We’ve lived so long under the spell of hierarchy—from god-kings to feudal lords to party bosses—that only recently have we awakened to see not only that “regular” citizens have the capacity for self-governance, but that without their engagement our huge global crises cannot be addressed. The changes needed for human society simply to survive, let alone thrive, are so profound that the only way we will move toward them is if we ourselves, regular citizens, feel meaningful ownership of solutions through direct engagement. Our problems are too big, interrelated, and pervasive to yield to directives from on high.
—Frances Moore Lappé, excerpt from Time for Progressives to Grow Up

Thursday, March 5, 2015

Cracking Capitalism vs. The State Option

Click here to access this interview with John Holloway by Amador Fernández-Savater posted in Guerrilla Translation (run by a cooperative based in Spain).

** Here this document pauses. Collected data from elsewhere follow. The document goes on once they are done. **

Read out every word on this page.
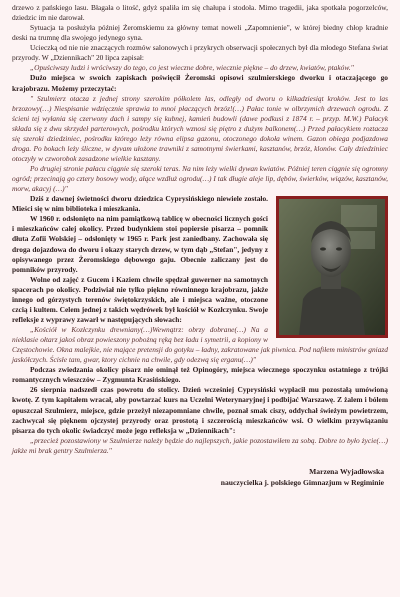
drzewo z pańskiego lasu. Błagała o litość, gdyż spaliła im się chałupa i stodoła. Mimo tragedii, jaka spotkała pogorzelców, dziedzic im nie darował.

Sytuacja ta posłużyła później Żeromskiemu za główny temat noweli „Zapomnienie", w której biedny chłop kradnie deski na trumnę dla swojego jedynego syna.

Ucieczką od nie nie znaczących rozmów salonowych i przykrych obserwacji społecznych był dla młodego Stefana świat przyrody. W „Dziennikach" 20 lipca zapisał:

„Opuściwszy ludzi i wróciwszy do tego, co jest wieczne dobre, wiecznie piękne – do drzew, kwiatów, ptaków."

Dużo miejsca w swoich zapiskach poświęcił Żeromski opisowi szulmierskiego dworku i otaczającego go krajobrazu. Możemy przeczytać:

" Szulmierz otacza z jednej strony szerokim półkolem las, odległy od dworu o kilkadziesiąt kroków. Jest to las brzozowy(…) Niespisanie wdzięcznie sprawia to mnoi płaczących brzóz!(…) Pałac tonie w olbrzymich drzewach ogrodu. Z ścieni tej wyłania się czerwony dach i sampy się kubnej, kamień budowli (dawe podkusi z 1874 r. – przyp. M.W.) Pałacyk składa się z dwu skrzydeł parterowych, pośrodku których wznosi się piętro z dużym balkonem(…) Przed pałacykiem roztacza się szeroki dziedziniec, pośrodku którego leży równa elipsa gazonu, otoczonego dokoła winem. Gazon obiega podjazdowa droga. Po bokach leży śliczne, w dyvam ułożone trawniki z samotnymi świerkami, kasztanów, brzóz, klonów. Cały dziedziniec otoczyły w czworobok zasadzone wielkie kasztany.

Po drugiej stronie pałacu ciągnie się szeroki teras. Na nim leży wielki dywan kwiatów. Później teren ciągnie się ogromny ogród; przecinają go cztery bosowy wody, ałące wzdłuż ogrodu(…) I tak długie aleje lip, dębów, świerków, wiązów, kasztanów, morw, akacyj (…)"

Dziś z dawnej świetności dworu dziedzica Cyprysińskiego niewiele zostało. Mieści się w nim biblioteka i mieszkania.

W 1960 r. odsłonięto na nim pamiątkową tablicę w obecności licznych gości i mieszkańców całej okolicy. Przed budynkiem stoi popiersie pisarza – pomnik dłuta Zofii Wolskiej – odsłonięty w 1965 r. Park jest zaniedbany. Zachowała się droga dojazdowa do dworu i okazy starych drzew, w tym dąb „Stefan", jedyny z opisywanego przez Żeromskiego dębowego gaju. Obecnie zaliczany jest do pomników przyrody.

Wolne od zajęć z Gucem i Kaziem chwile spędzał guwerner na samotnych spacerach po okolicy. Podziwiał nie tylko piękno równinnego krajobrazu, jakże innego od górzystych terenów świętokrzyskich, ale i miejsca ważne, otoczone czcią i kultem. Celem jednej z takich wędrówek był kościół w Kozłczynku. Swoje refleksje z wyprawy zawarł w następujących słowach:

„Kościół w Kozłczynku drewniany(…)Wewnątrz: obrzy dobrane(…) Na a nieklasie ołtarz jakoś obraz powieszony pobożną ręką bez ładu i symetrii, a kopiony w Częstochowie. Okna malejkie, nie mające pretensji do gotyku – ładny, zakratowane jak piwnica. Pod nafiłem ministrów gniazd jaskółczych. Ścisłe tam, gwar, ktory cichnie na chwile, gdy odezwą się erganu(…)"

Podczas zwiedzania okolicy pisarz nie ominął też Opinogóry, miejsca wiecznego spoczynku ostatniego z trójki romantycznych wieszczów – Zygmunta Krasińskiego.

26 sierpnia nadszedł czas powrotu do stolicy. Dzień wcześniej Cyprysiński wypłacił mu pozostałą umówioną kwotę. Z tym kapitałem wracał, aby powtarzać kurs na Uczelni Weterynaryjnej i podbijać Warszawę. Z żalem i bólem opuszczał Szulmierz, miejsce, gdzie przeżył niezapomniane chwile, poznał smak ciszy, oddychał świeżym powietrzem, zachwycał się pięknem ojczystej przyrody oraz prostotą i szczerością mieszkańców wsi. O wielkim przywiązaniu pisarza do tych okolic świadczyć może jego refleksja w „Dziennikach":

„przecież pozostawiony w Szulmierze należy będzie do najlepszych, jakie pozostawiłem za sobą. Dobre to było życie(…) jakże mi brak gentry Szulmierza."

Marzena Wyjadłowska
nauczycielka j. polskiego Gimnazjum w Regiminie
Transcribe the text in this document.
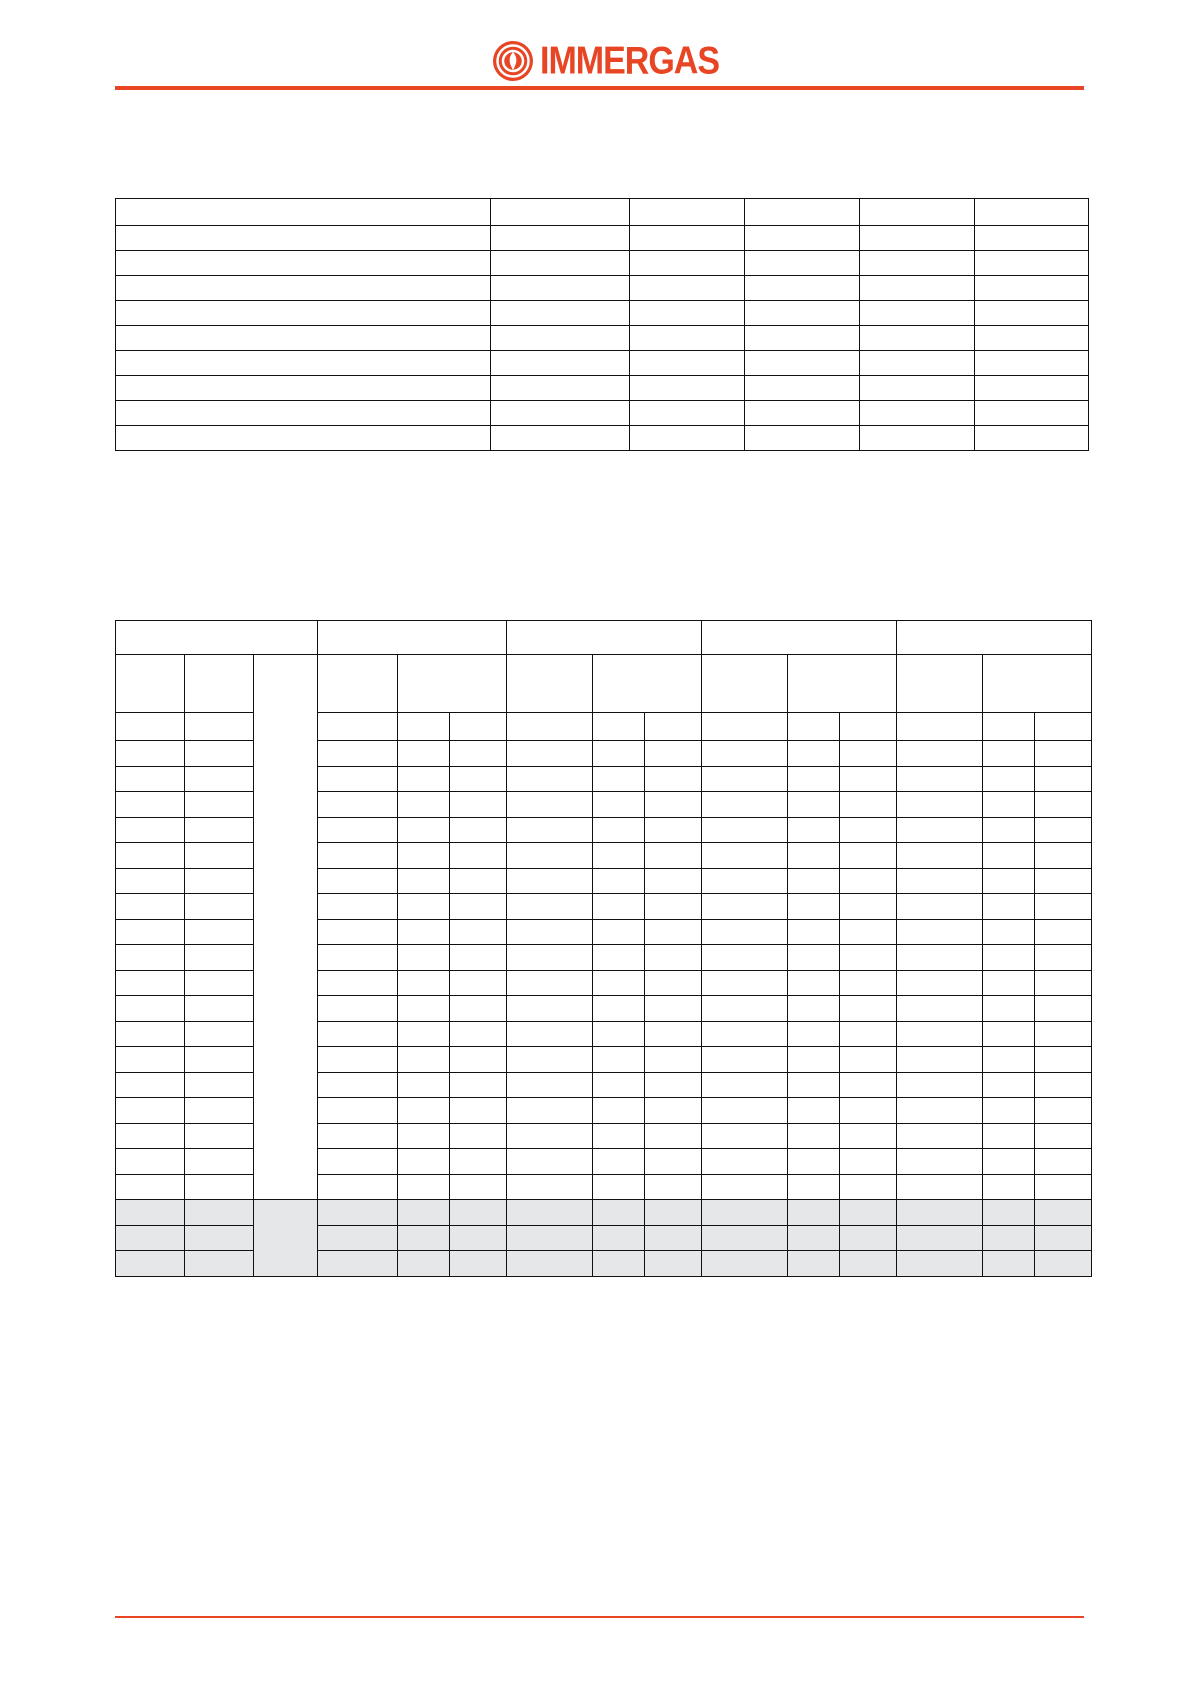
IMMERGAS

This is the best article I've found which offers the best explanation of Holloway's basic views regarding issues related to building an alternative to capitalism.
In 2002, John Holloway published a landmark book: Change the world without taking power. Inspired by the ‘¡Ya basta!’ [Enough is enough!] of the Zapatistas, by the movement that emerged in Argentina in 2001/2002 and by the anti-globalisation movement, Holloway sets out a hypothesis: it is not the idea of revolution or transformation of the world that has been refuted as a result of the disaster of authoritarian communism, but rather the idea of revolution as the taking of power, and of the party as the political tool par excellence.

He discerns another concept of social change is at work in these movements, and generally in every practice—however visible or invisible it may be—where a logic different from that of profit is followed: the logic of cracking capitalism. That is, to create, within the very society that is being rejected, spaces, moments, or areas of activity in which a different world is prefigured.
He counter-poses his ideas with the failed history of worker's taking control of the state.
If we’re not going to accept the annihilation of humanity, which, to me, seems to be on capitalism’s agenda as a real possibility, then the only alternative is to think that our movements are the birth of another world. We have to keep building cracks and finding ways of recognising them, strengthening them, expanding them, connecting them; seeking the confluence or, preferably, the commoning of the cracks.

If we think in terms of State and elections, we are straying away from that....
I think that this is correct simply because the "state" is a creation of capitalism. The state is to capitalism what kingdoms were to feudalism. Creators of a new societies must build their governing/coordinating institutions on an edifice of bottom-up authority. Federated communities? Who knows? Holloway doesn't know, and I don't know. That, in addition to weakening capitalist rule, is another task awaiting all revolutionaries and creators of a new world.